# How do you find all solutions of the differential equation dy/dx=B+ky?

Feb 27, 2017

$y = \frac{C {e}^{k x} - B}{k}$

#### Explanation:

We have to first separate the variables, treating $\frac{\mathrm{dy}}{\mathrm{dx}}$ as division and getting all $y$ terms on one side and all $x$ terms on the other.

First, we see that there are no $x$ terms other than $\mathrm{dx}$, so this will need to be on a side unto itself.

Further, we can't subtract $k y$ to get $\mathrm{dy}$ and $k y$ on the same side: it doesn't deal with the issues of multiplying later by $\mathrm{dx}$ and $\mathrm{dy}$ must be attached to all other $y$ terms by multiplication.

So, what we can do is divide both sides by $B + k y$ entirely. If we also multiply by $\mathrm{dx}$, this should give us:

$\frac{\mathrm{dy}}{\mathrm{dx}} = B + k y$

$\frac{\mathrm{dy}}{B + k y} = \mathrm{dx}$

We then integrate:

$\int \frac{\mathrm{dy}}{B + k y} = \int \mathrm{dx}$

The left-hand integral can either be solved using the substitution $u = B + k y$ or just by inspection.
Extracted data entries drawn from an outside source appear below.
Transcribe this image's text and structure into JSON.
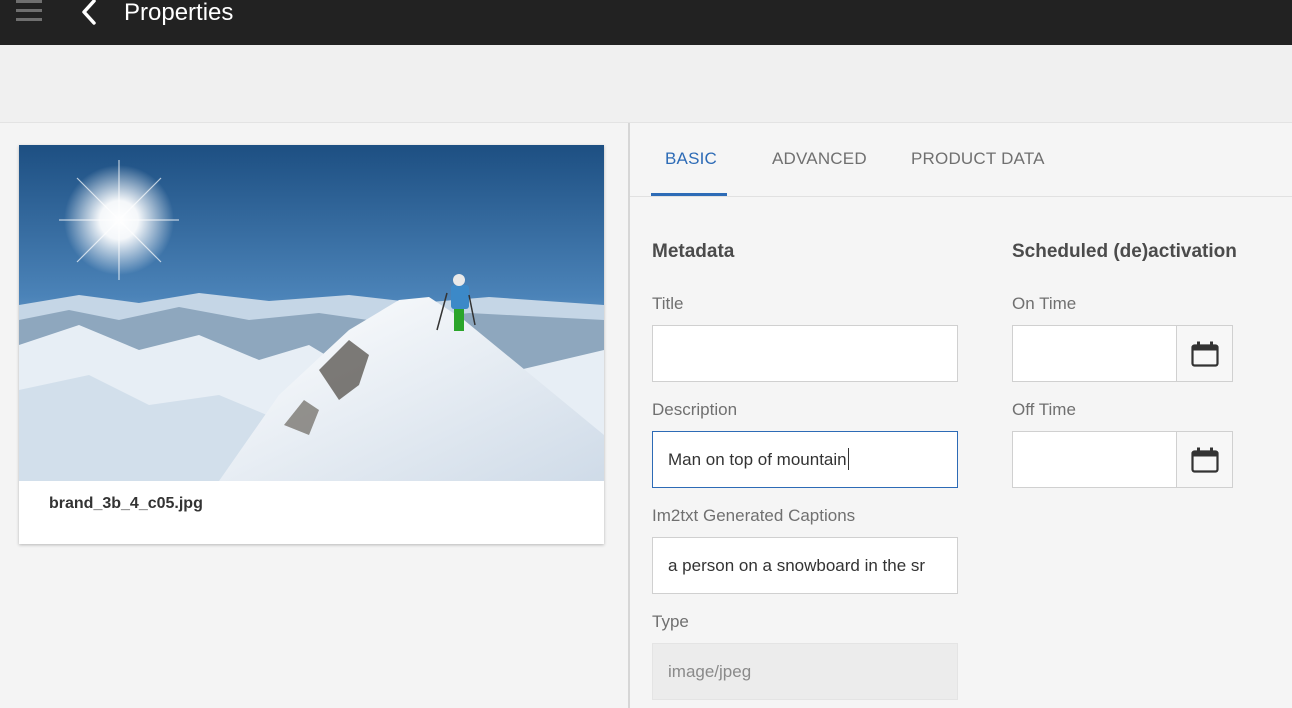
{
  "header": {
    "title": "Properties",
    "menu_icon": "hamburger-menu-icon",
    "back_icon": "chevron-left-icon"
  },
  "asset": {
    "filename": "brand_3b_4_c05.jpg",
    "image_description": "snow-mountain-skier-photo"
  },
  "tabs": [
    {
      "label": "BASIC",
      "active": true
    },
    {
      "label": "ADVANCED",
      "active": false
    },
    {
      "label": "PRODUCT DATA",
      "active": false
    }
  ],
  "metadata": {
    "heading": "Metadata",
    "title": {
      "label": "Title",
      "value": ""
    },
    "description": {
      "label": "Description",
      "value": "Man on top of mountain"
    },
    "captions": {
      "label": "Im2txt Generated Captions",
      "value": "a person on a snowboard in the sr"
    },
    "type": {
      "label": "Type",
      "value": "image/jpeg"
    }
  },
  "scheduling": {
    "heading": "Scheduled (de)activation",
    "on_time": {
      "label": "On Time",
      "value": ""
    },
    "off_time": {
      "label": "Off Time",
      "value": ""
    },
    "calendar_icon": "calendar-icon"
  },
  "colors": {
    "topbar": "#222222",
    "accent": "#2d6bb6",
    "background": "#f4f4f4"
  }
}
Remember $B$ and $k$ are constants (we'll also add a constant of integration).

$\frac{1}{k} \int \frac{\left(k\right) \mathrm{dy}}{B + k y} = x + C$

$\frac{1}{k} \ln \left\mid B + k y \right\mid = x + C$

Multiply both sides by $k$. Even though $C$ changes, we'll leave it as $C$ since it's a catch-all for any constant.

$\ln \left\mid B + k y \right\mid = k x + C$

$\left\mid B + k y \right\mid = {e}^{k x + C}$

Note that ${e}^{k x + C} = {e}^{k x} {e}^{C} = C {e}^{k x}$ where $C$ again represents ${e}^{C}$, some other constant.

$\left\mid B + k y \right\mid = C {e}^{k x}$

The absolute value bars are just a reminder that it's possible that $B + k y < 0$.

$k y = C {e}^{k x} - B$

$y = \frac{C {e}^{k x} - B}{k}$